Если совсем начистоту, я тогда ничего не понимал. Я совершенно не догадывался, о каком компромиссе шла речь. То есть я готов рассмотреть любое предложение моего отечески сурового работодателя, но мне необходим был хотя бы малейший намек, куда весь этот двусмысленно поучительный разговор клонится, ведь не жениться же прикажете на этой развратной фискальщице-малолетке, обозвавшей меня в присутствии ее невозмутимой, демонстрирующей стильное нижнее белье, мамы «дураком», который, оказывается, сам (са-ам!) специально поставил ее изящной похотливой буквой «Г», и заставлял ее…

– Я понимаю, что я виноват, как последний… Да, Степан Степанович, я не оправдал вашего доверия. Я не знаю, честное слово…

– Ах, да причем ваше честное слово! Прежде нужно было думать! А сейчас нужен… Сейчас нужно решить, как быть с Надеждой Андреевной. Понимаете, вы, глупец, от этой женщины сейчас зависит ваше настоящее. И ваше будущее, черт возьми вашу непонятливость! Ведь она же мать – прежде всего. Ну и, разумеется, женщина. Понимаете, глупец, женщина! На которую юнцы, простите, оборачиваются. А вы, точно слепец, как уперлись в эту девчонку и… Ну же, Игорь Аркадьевич, неужели вам непонятно, где искать компромиссное решение. На чьей, так сказать, половине, – на женской, именно на ней.

– Вы хотите сказать… Степан Степанович, что я должен вашу супругу, то есть с вашей… В качестве как бы.

– Господи, Игорь Аркадьевич, вы, простите, самая настоящая красная девица, а не мужик!

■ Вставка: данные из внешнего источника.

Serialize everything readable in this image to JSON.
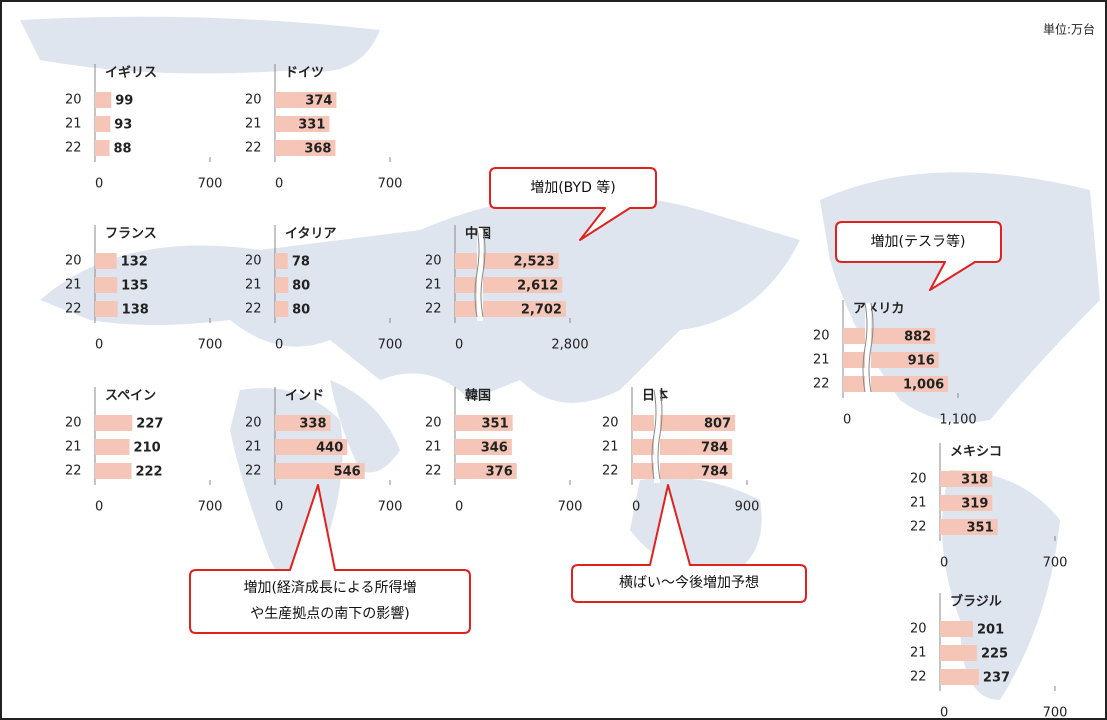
{
  "unit": "単位:万台",
  "chart_data": [
    {
      "type": "bar",
      "title": "イギリス",
      "categories": [
        "20",
        "21",
        "22"
      ],
      "values": [
        99,
        93,
        88
      ],
      "xlim": [
        0,
        700
      ],
      "xticks": [
        0,
        700
      ],
      "color": "#f5c6b8"
    },
    {
      "type": "bar",
      "title": "ドイツ",
      "categories": [
        "20",
        "21",
        "22"
      ],
      "values": [
        374,
        331,
        368
      ],
      "xlim": [
        0,
        700
      ],
      "xticks": [
        0,
        700
      ],
      "color": "#f5c6b8"
    },
    {
      "type": "bar",
      "title": "フランス",
      "categories": [
        "20",
        "21",
        "22"
      ],
      "values": [
        132,
        135,
        138
      ],
      "xlim": [
        0,
        700
      ],
      "xticks": [
        0,
        700
      ],
      "color": "#f5c6b8"
    },
    {
      "type": "bar",
      "title": "イタリア",
      "categories": [
        "20",
        "21",
        "22"
      ],
      "values": [
        78,
        80,
        80
      ],
      "xlim": [
        0,
        700
      ],
      "xticks": [
        0,
        700
      ],
      "color": "#f5c6b8"
    },
    {
      "type": "bar",
      "title": "中国",
      "categories": [
        "20",
        "21",
        "22"
      ],
      "values": [
        2523,
        2612,
        2702
      ],
      "value_labels": [
        "2,523",
        "2,612",
        "2,702"
      ],
      "xlim": [
        0,
        2800
      ],
      "xticks": [
        0,
        {
          "value": 2800,
          "label": "2,800"
        }
      ],
      "axis_break": true,
      "color": "#f5c6b8"
    },
    {
      "type": "bar",
      "title": "スペイン",
      "categories": [
        "20",
        "21",
        "22"
      ],
      "values": [
        227,
        210,
        222
      ],
      "xlim": [
        0,
        700
      ],
      "xticks": [
        0,
        700
      ],
      "color": "#f5c6b8"
    },
    {
      "type": "bar",
      "title": "インド",
      "categories": [
        "20",
        "21",
        "22"
      ],
      "values": [
        338,
        440,
        546
      ],
      "xlim": [
        0,
        700
      ],
      "xticks": [
        0,
        700
      ],
      "color": "#f5c6b8"
    },
    {
      "type": "bar",
      "title": "韓国",
      "categories": [
        "20",
        "21",
        "22"
      ],
      "values": [
        351,
        346,
        376
      ],
      "xlim": [
        0,
        700
      ],
      "xticks": [
        0,
        700
      ],
      "color": "#f5c6b8"
    },
    {
      "type": "bar",
      "title": "日本",
      "categories": [
        "20",
        "21",
        "22"
      ],
      "values": [
        807,
        784,
        784
      ],
      "xlim": [
        0,
        900
      ],
      "xticks": [
        0,
        900
      ],
      "axis_break": true,
      "color": "#f5c6b8"
    },
    {
      "type": "bar",
      "title": "アメリカ",
      "categories": [
        "20",
        "21",
        "22"
      ],
      "values": [
        882,
        916,
        1006
      ],
      "value_labels": [
        "882",
        "916",
        "1,006"
      ],
      "xlim": [
        0,
        1100
      ],
      "xticks": [
        0,
        {
          "value": 1100,
          "label": "1,100"
        }
      ],
      "axis_break": true,
      "color": "#f5c6b8"
    },
    {
      "type": "bar",
      "title": "メキシコ",
      "categories": [
        "20",
        "21",
        "22"
      ],
      "values": [
        318,
        319,
        351
      ],
      "xlim": [
        0,
        700
      ],
      "xticks": [
        0,
        700
      ],
      "color": "#f5c6b8"
    },
    {
      "type": "bar",
      "title": "ブラジル",
      "categories": [
        "20",
        "21",
        "22"
      ],
      "values": [
        201,
        225,
        237
      ],
      "xlim": [
        0,
        700
      ],
      "xticks": [
        0,
        700
      ],
      "color": "#f5c6b8"
    }
  ],
  "annotations": [
    {
      "lines": [
        "増加(BYD 等)"
      ]
    },
    {
      "lines": [
        "増加(テスラ等)"
      ]
    },
    {
      "lines": [
        "増加(経済成長による所得増",
        "や生産拠点の南下の影響)"
      ]
    },
    {
      "lines": [
        "横ばい～今後増加予想"
      ]
    }
  ]
}
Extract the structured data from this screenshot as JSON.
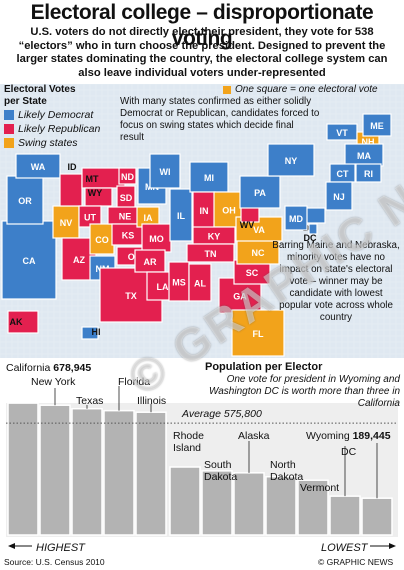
{
  "header": {
    "title": "Electoral college – disproportionate voting",
    "intro": "U.S. voters do not directly elect their president, they vote for 538 “electors” who in turn choose the president. Designed to prevent the larger states dominating the country, the electoral college system can also leave individual voters under-represented"
  },
  "map": {
    "legend_title_line1": "Electoral Votes",
    "legend_title_line2": "per State",
    "legend": [
      {
        "label": "Likely Democrat",
        "color": "#3d7fc9"
      },
      {
        "label": "Likely Republican",
        "color": "#e3204f"
      },
      {
        "label": "Swing states",
        "color": "#f2a31b"
      }
    ],
    "scale_note": "One square = one electoral vote",
    "note": "With many states confirmed as either solidly Democrat or Republican, candidates forced to focus on swing states which decide final result",
    "side_note": "Barring Maine and Nebraska, minority votes have no impact on state's electoral vote – winner may be candidate with lowest popular vote across whole country",
    "states": [
      {
        "abbr": "CA",
        "party": "D"
      },
      {
        "abbr": "OR",
        "party": "D"
      },
      {
        "abbr": "WA",
        "party": "D"
      },
      {
        "abbr": "NV",
        "party": "S"
      },
      {
        "abbr": "ID",
        "party": "R"
      },
      {
        "abbr": "MT",
        "party": "R"
      },
      {
        "abbr": "WY",
        "party": "R"
      },
      {
        "abbr": "UT",
        "party": "R"
      },
      {
        "abbr": "AZ",
        "party": "R"
      },
      {
        "abbr": "CO",
        "party": "S"
      },
      {
        "abbr": "NM",
        "party": "D"
      },
      {
        "abbr": "ND",
        "party": "R"
      },
      {
        "abbr": "SD",
        "party": "R"
      },
      {
        "abbr": "NE",
        "party": "R"
      },
      {
        "abbr": "KS",
        "party": "R"
      },
      {
        "abbr": "OK",
        "party": "R"
      },
      {
        "abbr": "TX",
        "party": "R"
      },
      {
        "abbr": "MN",
        "party": "D"
      },
      {
        "abbr": "IA",
        "party": "S"
      },
      {
        "abbr": "MO",
        "party": "R"
      },
      {
        "abbr": "AR",
        "party": "R"
      },
      {
        "abbr": "LA",
        "party": "R"
      },
      {
        "abbr": "WI",
        "party": "D"
      },
      {
        "abbr": "IL",
        "party": "D"
      },
      {
        "abbr": "MI",
        "party": "D"
      },
      {
        "abbr": "IN",
        "party": "R"
      },
      {
        "abbr": "OH",
        "party": "S"
      },
      {
        "abbr": "KY",
        "party": "R"
      },
      {
        "abbr": "TN",
        "party": "R"
      },
      {
        "abbr": "MS",
        "party": "R"
      },
      {
        "abbr": "AL",
        "party": "R"
      },
      {
        "abbr": "GA",
        "party": "R"
      },
      {
        "abbr": "FL",
        "party": "S"
      },
      {
        "abbr": "SC",
        "party": "R"
      },
      {
        "abbr": "NC",
        "party": "S"
      },
      {
        "abbr": "VA",
        "party": "S"
      },
      {
        "abbr": "WV",
        "party": "R"
      },
      {
        "abbr": "PA",
        "party": "D"
      },
      {
        "abbr": "NY",
        "party": "D"
      },
      {
        "abbr": "VT",
        "party": "D"
      },
      {
        "abbr": "NH",
        "party": "S"
      },
      {
        "abbr": "ME",
        "party": "D"
      },
      {
        "abbr": "MA",
        "party": "D"
      },
      {
        "abbr": "CT",
        "party": "D"
      },
      {
        "abbr": "RI",
        "party": "D"
      },
      {
        "abbr": "NJ",
        "party": "D"
      },
      {
        "abbr": "DE",
        "party": "D"
      },
      {
        "abbr": "MD",
        "party": "D"
      },
      {
        "abbr": "DC",
        "party": "D"
      },
      {
        "abbr": "AK",
        "party": "R"
      },
      {
        "abbr": "HI",
        "party": "D"
      }
    ]
  },
  "chart_data": {
    "type": "bar",
    "title": "Population per Elector",
    "note": "One vote for president in Wyoming and Washington DC is worth more than three in California",
    "categories": [
      "California",
      "New York",
      "Texas",
      "Florida",
      "Illinois",
      "Rhode Island",
      "South Dakota",
      "Alaska",
      "North Dakota",
      "Vermont",
      "DC",
      "Wyoming"
    ],
    "values": [
      678945,
      668000,
      650000,
      640000,
      632000,
      350000,
      330000,
      320000,
      300000,
      282000,
      200000,
      189445
    ],
    "value_labels": {
      "California": "678,945",
      "Wyoming": "189,445"
    },
    "average": 575800,
    "average_label": "Average 575,800",
    "x_start_label": "HIGHEST",
    "x_end_label": "LOWEST",
    "ylim": [
      0,
      700000
    ],
    "bar_color": "#b3b3b3"
  },
  "footer": {
    "source": "Source: U.S. Census 2010",
    "credit": "© GRAPHIC NEWS",
    "watermark": "© GRAPHIC NEWS"
  }
}
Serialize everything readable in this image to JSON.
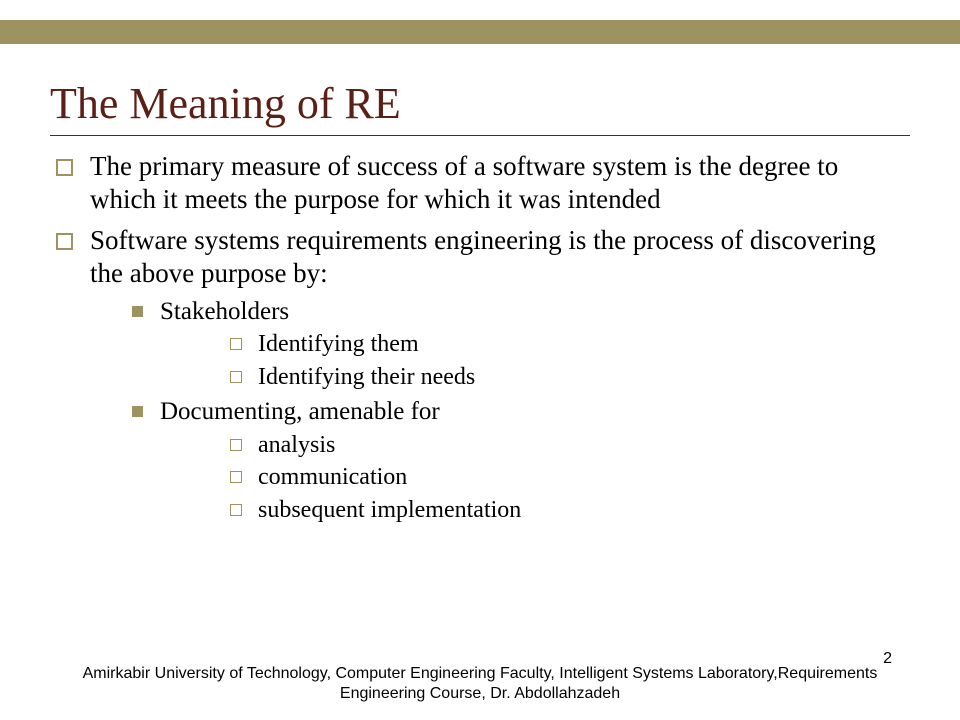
{
  "colors": {
    "accent": "#9d9360",
    "title": "#5a1f15",
    "text": "#000000",
    "background": "#ffffff"
  },
  "typography": {
    "title_fontsize_pt": 33,
    "body_fontsize_pt": 20,
    "sub_fontsize_pt": 19,
    "subsub_fontsize_pt": 18,
    "footer_fontsize_pt": 12,
    "title_family": "Times New Roman",
    "footer_family": "Arial"
  },
  "title": "The Meaning of RE",
  "bullets": [
    {
      "text": "The primary measure of success of a software system is the degree to which it meets the purpose for which it was intended"
    },
    {
      "text": "Software systems requirements engineering is the process of discovering the above purpose by:",
      "children": [
        {
          "text": "Stakeholders",
          "children": [
            {
              "text": "Identifying them"
            },
            {
              "text": "Identifying their needs"
            }
          ]
        },
        {
          "text": "Documenting, amenable for",
          "children": [
            {
              "text": "analysis"
            },
            {
              "text": "communication"
            },
            {
              "text": "subsequent implementation"
            }
          ]
        }
      ]
    }
  ],
  "footer": "Amirkabir University of Technology, Computer Engineering Faculty, Intelligent Systems Laboratory,Requirements Engineering Course, Dr. Abdollahzadeh",
  "page_number": "2"
}
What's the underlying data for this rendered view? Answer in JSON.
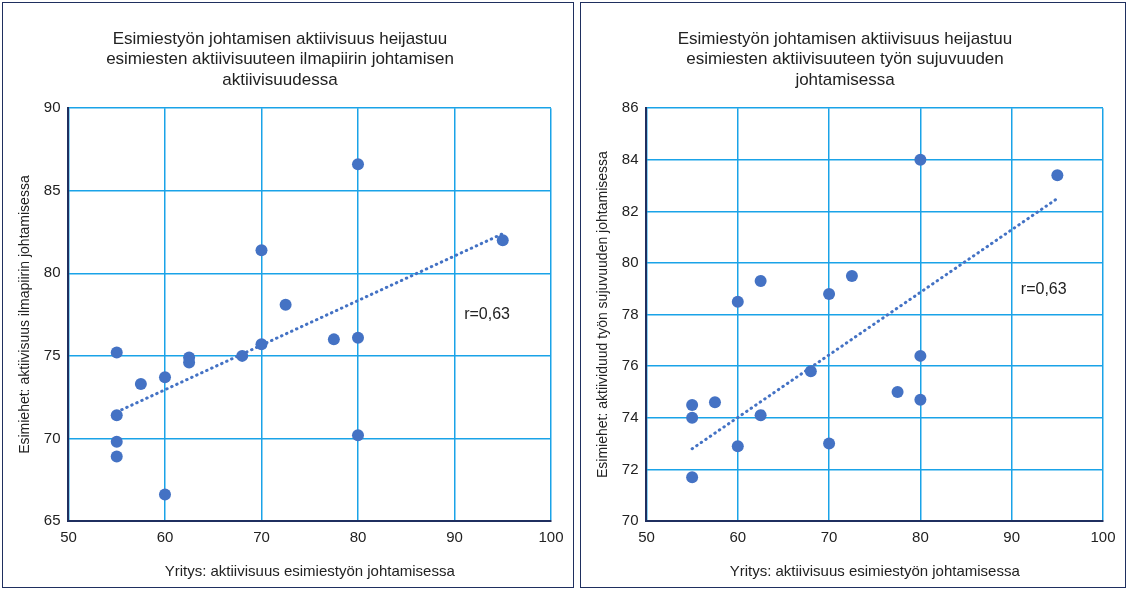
{
  "chart_data": [
    {
      "type": "scatter",
      "title": "Esimiestyön johtamisen aktiivisuus heijastuu esimiesten aktiivisuuteen ilmapiirin johtamisen aktiivisuudessa",
      "xlabel": "Yritys: aktiivisuus esimiestyön johtamisessa",
      "ylabel": "Esimiehet: aktiivisuus ilmapiirin johtamisessa",
      "xlim": [
        50,
        100
      ],
      "xticks": [
        50,
        60,
        70,
        80,
        90,
        100
      ],
      "ylim": [
        65,
        90
      ],
      "yticks": [
        65,
        70,
        75,
        80,
        85,
        90
      ],
      "grid": true,
      "legend": false,
      "annotations": [
        "r=0,63"
      ],
      "series": [
        {
          "color": "#4472c4",
          "marker": "circle",
          "x": [
            55,
            55,
            55,
            55,
            57.5,
            60,
            60,
            62.5,
            62.5,
            68,
            70,
            70,
            72.5,
            77.5,
            80,
            80,
            80,
            95
          ],
          "values": [
            75.2,
            71.4,
            69.8,
            68.9,
            73.3,
            73.7,
            66.6,
            74.9,
            74.6,
            75,
            75.7,
            81.4,
            78.1,
            76,
            76.1,
            86.6,
            70.2,
            82
          ]
        },
        {
          "type": "line",
          "color": "#4472c4",
          "marker": "none",
          "line_style": "dotted",
          "x": [
            55,
            95
          ],
          "values": [
            71.6,
            82.4
          ]
        }
      ]
    },
    {
      "type": "scatter",
      "title": "Esimiestyön johtamisen aktiivisuus heijastuu esimiesten aktiivisuuteen työn sujuvuuden johtamisessa",
      "xlabel": "Yritys: aktiivisuus esimiestyön johtamisessa",
      "ylabel": "Esimiehet: aktiividuud työn sujuvuuden johtamisessa",
      "xlim": [
        50,
        100
      ],
      "xticks": [
        50,
        60,
        70,
        80,
        90,
        100
      ],
      "ylim": [
        70,
        86
      ],
      "yticks": [
        70,
        72,
        74,
        76,
        78,
        80,
        82,
        84,
        86
      ],
      "grid": true,
      "legend": false,
      "annotations": [
        "r=0,63"
      ],
      "series": [
        {
          "color": "#4472c4",
          "marker": "circle",
          "x": [
            55,
            55,
            55,
            57.5,
            60,
            60,
            62.5,
            62.5,
            68,
            70,
            70,
            72.5,
            77.5,
            80,
            80,
            80,
            95
          ],
          "values": [
            74.5,
            74.0,
            71.7,
            74.6,
            78.5,
            72.9,
            79.3,
            74.1,
            75.8,
            78.8,
            73.0,
            79.5,
            75.0,
            84.0,
            76.4,
            74.7,
            83.4
          ]
        },
        {
          "type": "line",
          "color": "#4472c4",
          "marker": "none",
          "line_style": "dotted",
          "x": [
            55,
            95
          ],
          "values": [
            72.8,
            82.5
          ]
        }
      ]
    }
  ]
}
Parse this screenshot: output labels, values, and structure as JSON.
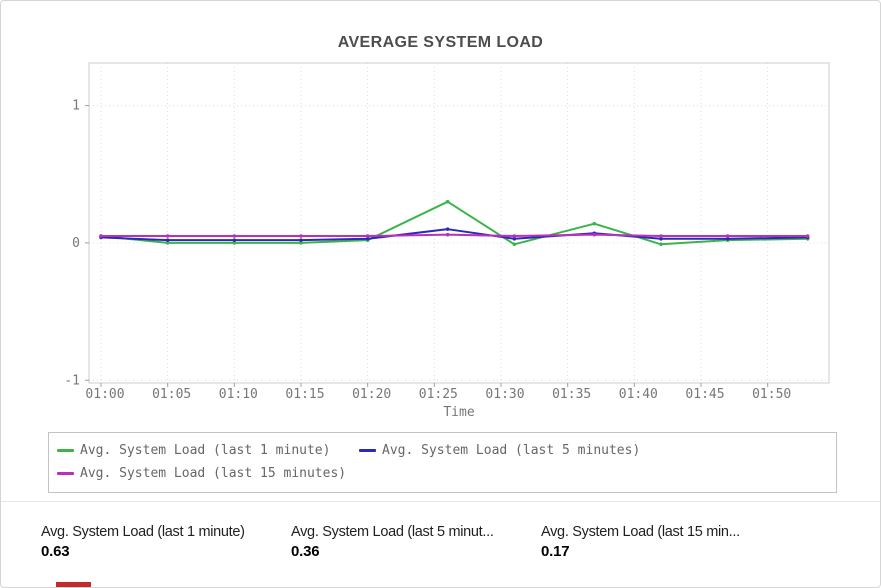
{
  "chart_data": {
    "type": "line",
    "title": "AVERAGE SYSTEM LOAD",
    "xlabel": "Time",
    "grid": true,
    "legend_position": "bottom",
    "ylim": [
      -1.02,
      1.31
    ],
    "xlim_minutes": [
      59.1,
      114.6
    ],
    "y_ticks": [
      {
        "label": "1",
        "value": 1
      },
      {
        "label": "0",
        "value": 0
      },
      {
        "label": "-1",
        "value": -1
      }
    ],
    "x_ticks": [
      {
        "label": "01:00",
        "minute": 60
      },
      {
        "label": "01:05",
        "minute": 65
      },
      {
        "label": "01:10",
        "minute": 70
      },
      {
        "label": "01:15",
        "minute": 75
      },
      {
        "label": "01:20",
        "minute": 80
      },
      {
        "label": "01:25",
        "minute": 85
      },
      {
        "label": "01:30",
        "minute": 90
      },
      {
        "label": "01:35",
        "minute": 95
      },
      {
        "label": "01:40",
        "minute": 100
      },
      {
        "label": "01:45",
        "minute": 105
      },
      {
        "label": "01:50",
        "minute": 110
      }
    ],
    "x_minutes": [
      60,
      65,
      70,
      75,
      80,
      86,
      91,
      97,
      102,
      107,
      113
    ],
    "series": [
      {
        "name": "Avg. System Load (last 1 minute)",
        "color": "#3cb44a",
        "values": [
          0.05,
          0.0,
          0.0,
          0.0,
          0.02,
          0.3,
          -0.01,
          0.14,
          -0.01,
          0.02,
          0.03
        ]
      },
      {
        "name": "Avg. System Load (last 5 minutes)",
        "color": "#2a2ab4",
        "values": [
          0.04,
          0.02,
          0.02,
          0.02,
          0.03,
          0.1,
          0.03,
          0.07,
          0.03,
          0.03,
          0.04
        ]
      },
      {
        "name": "Avg. System Load (last 15 minutes)",
        "color": "#bb30bb",
        "values": [
          0.05,
          0.05,
          0.05,
          0.05,
          0.05,
          0.06,
          0.05,
          0.06,
          0.05,
          0.05,
          0.05
        ]
      }
    ]
  },
  "stats": [
    {
      "label": "Avg. System Load (last 1 minute)",
      "value": "0.63"
    },
    {
      "label": "Avg. System Load (last 5 minut...",
      "value": "0.36"
    },
    {
      "label": "Avg. System Load (last 15 min...",
      "value": "0.17"
    }
  ],
  "colors": {
    "grid": "#dcdcdc",
    "plot_border": "#cccccc",
    "tick": "#a0a0a0",
    "tick_text": "#777777",
    "title_text": "#4d4d4d",
    "red_indicator": "#c42b2b"
  }
}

Не должны, милый мой, а обязаны утешить Надежду Андреевну. Так утешить, как умеете, как научились. Понимаете? Господи, пока все на пальцах… Сто потов сойдет. А ведь башковитый, одаренный, можно сказать. Ну, вы хоть сейчас-то уяснили, что от вас требуется? Или вас нужно за ручку вести… Подсказывать, где что расстегивать, господи! Идите прямо сейчас. Она вас ждет. И, бога ради, не подведите меня.

После подобного почти родительского доброго напутствия, безусловно же, я не позволил себе предаться рефлексирующим немужским раздумьям, – опошлять ли мне отношения с хозяйкой дома, к которой меня тянуло и манило, возбуждая скорее всего не саму чувствительную сторону моего я, но нечто более высокое, романтическое, идеальное, которое подразумевает первую взрослую (или почти взрослую и отнюдь не эфемерную) влюбленность, которую, оказывается, так легко разрушить вполне прагматическим, отеческим и насквозь фальшивым, но как бы добреньким предложением-разрешением попользоваться его законной половиной, ввиду того, что половине, видимо, давно осточертели его законные мужские ласки, от которых ей ни горячо ни холодно, и поэтому, будучи мудрым супругом, он предпочел не нервничать и уж тем более не изображать недотепу-ревнивца, у которого все равно не ветвятся рога, но самоличной своей властью предоставить в пользование существо мужского пола, которого в свое время они сами изыскали для вполне определенных тайно-интимных услуг своей негодницы-дочурки, тайно же держа про запас и сегодняшний (подготовленный) случай, посредством которого они (супруги) убьют наконец-то и второго зайца и тем самым не нарушат благосемейного интеллигентного равновесия в своей уютной четырехкомнатной родовой ячейке.

Именно об этом беспокоился высокопоставленный работодатель, скрытно моля, тоном отеческого приказа доводя до моего сведения, до моего книжно-идиллически устроенного ума, просьбу о разумном компромиссе, вернее, сделке, в которой я «обязан» заменить его в достаточно трудоемкой постельной работе, блестящее исполнение которой гарантирует мне дальнейшее более-менее безоблачное существование.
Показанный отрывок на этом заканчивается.